How can i fix it ? If there is a subdomain, don't add www .

I think, substr is actually supposed to be strpos?

I doubt this code ever worked. Since you're not checking for identity (===), the condition is always true, thus prepends www.. That should work however:

if (FALSE === strpos($url, '://www.'))
   $url = str_replace('://', '://www.', $url);

There's no need to replace using expensive regular expressions in this case, so you should use str_replace.

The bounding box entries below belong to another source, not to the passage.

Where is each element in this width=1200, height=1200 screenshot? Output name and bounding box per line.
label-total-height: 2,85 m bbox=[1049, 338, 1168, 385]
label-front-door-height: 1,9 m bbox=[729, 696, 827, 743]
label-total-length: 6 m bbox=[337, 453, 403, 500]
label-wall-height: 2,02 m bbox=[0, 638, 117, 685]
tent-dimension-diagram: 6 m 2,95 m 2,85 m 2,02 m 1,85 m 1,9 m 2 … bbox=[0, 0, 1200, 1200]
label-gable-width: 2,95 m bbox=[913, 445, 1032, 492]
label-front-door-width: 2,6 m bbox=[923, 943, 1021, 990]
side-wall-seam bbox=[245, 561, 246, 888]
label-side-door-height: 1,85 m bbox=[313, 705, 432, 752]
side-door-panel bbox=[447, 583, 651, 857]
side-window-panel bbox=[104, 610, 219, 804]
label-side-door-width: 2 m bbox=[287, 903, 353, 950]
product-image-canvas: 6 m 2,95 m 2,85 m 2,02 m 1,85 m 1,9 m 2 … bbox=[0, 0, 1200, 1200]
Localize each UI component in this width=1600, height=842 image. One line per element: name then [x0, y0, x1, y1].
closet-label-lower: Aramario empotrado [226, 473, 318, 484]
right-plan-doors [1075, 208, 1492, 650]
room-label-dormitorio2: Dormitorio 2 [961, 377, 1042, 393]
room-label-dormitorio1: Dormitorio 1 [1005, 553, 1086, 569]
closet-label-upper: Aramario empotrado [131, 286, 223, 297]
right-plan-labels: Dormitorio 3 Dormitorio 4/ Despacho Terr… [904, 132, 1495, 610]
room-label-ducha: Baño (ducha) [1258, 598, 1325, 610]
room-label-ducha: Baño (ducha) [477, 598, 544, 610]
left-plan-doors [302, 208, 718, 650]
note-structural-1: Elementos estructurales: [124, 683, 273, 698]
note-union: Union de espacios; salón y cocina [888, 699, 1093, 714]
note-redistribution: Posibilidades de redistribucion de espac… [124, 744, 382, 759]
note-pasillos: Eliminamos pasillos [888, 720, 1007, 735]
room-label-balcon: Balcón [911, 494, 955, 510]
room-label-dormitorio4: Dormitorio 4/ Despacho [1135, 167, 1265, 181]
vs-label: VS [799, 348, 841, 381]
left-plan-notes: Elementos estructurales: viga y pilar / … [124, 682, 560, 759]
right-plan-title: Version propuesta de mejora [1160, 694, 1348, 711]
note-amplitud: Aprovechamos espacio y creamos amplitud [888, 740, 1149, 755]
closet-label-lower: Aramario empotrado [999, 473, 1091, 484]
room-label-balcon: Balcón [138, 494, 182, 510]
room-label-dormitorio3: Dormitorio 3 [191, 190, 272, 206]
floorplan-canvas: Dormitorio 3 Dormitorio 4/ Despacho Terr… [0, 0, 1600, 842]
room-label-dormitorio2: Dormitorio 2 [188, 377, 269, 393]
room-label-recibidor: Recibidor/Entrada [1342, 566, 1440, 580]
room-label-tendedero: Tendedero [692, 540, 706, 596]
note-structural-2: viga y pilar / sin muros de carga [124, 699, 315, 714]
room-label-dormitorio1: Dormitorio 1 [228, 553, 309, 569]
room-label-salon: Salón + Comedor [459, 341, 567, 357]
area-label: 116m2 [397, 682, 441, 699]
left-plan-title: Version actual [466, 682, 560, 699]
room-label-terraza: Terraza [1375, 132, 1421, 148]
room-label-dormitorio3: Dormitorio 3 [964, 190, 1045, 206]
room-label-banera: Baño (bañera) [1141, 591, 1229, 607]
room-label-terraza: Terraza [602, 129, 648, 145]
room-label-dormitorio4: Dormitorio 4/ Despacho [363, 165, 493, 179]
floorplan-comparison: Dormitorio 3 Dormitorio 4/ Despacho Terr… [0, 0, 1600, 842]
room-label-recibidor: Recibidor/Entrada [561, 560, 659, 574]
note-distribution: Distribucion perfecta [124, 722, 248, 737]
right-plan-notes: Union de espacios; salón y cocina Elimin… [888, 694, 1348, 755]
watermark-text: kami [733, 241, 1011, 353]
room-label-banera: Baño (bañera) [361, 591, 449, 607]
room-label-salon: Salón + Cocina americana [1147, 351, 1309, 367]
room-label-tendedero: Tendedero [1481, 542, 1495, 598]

UPDATE: The question had been edited. I suggest the following:

// Strip "invalid" characters
$url = preg_replace('/[^a-z0-9\.\-]/i', '', $url);

// Split URL by scheme, host, path (and possibly more)
$parts = parse_url($domain);

if (empty($parts['scheme']))
   $parts['scheme'] = 'http';
if (!strcmp('example.com', $parts['host']))
   $parts['host'] = 'www.example.com';

// Reconstruct URL
$url = sprintf('%s://%s%s', $parts['scheme'], $parts['host'], $parts['path']);

Be aware, that parse_url may return a lot more. You'll need to reconstruct accordingly.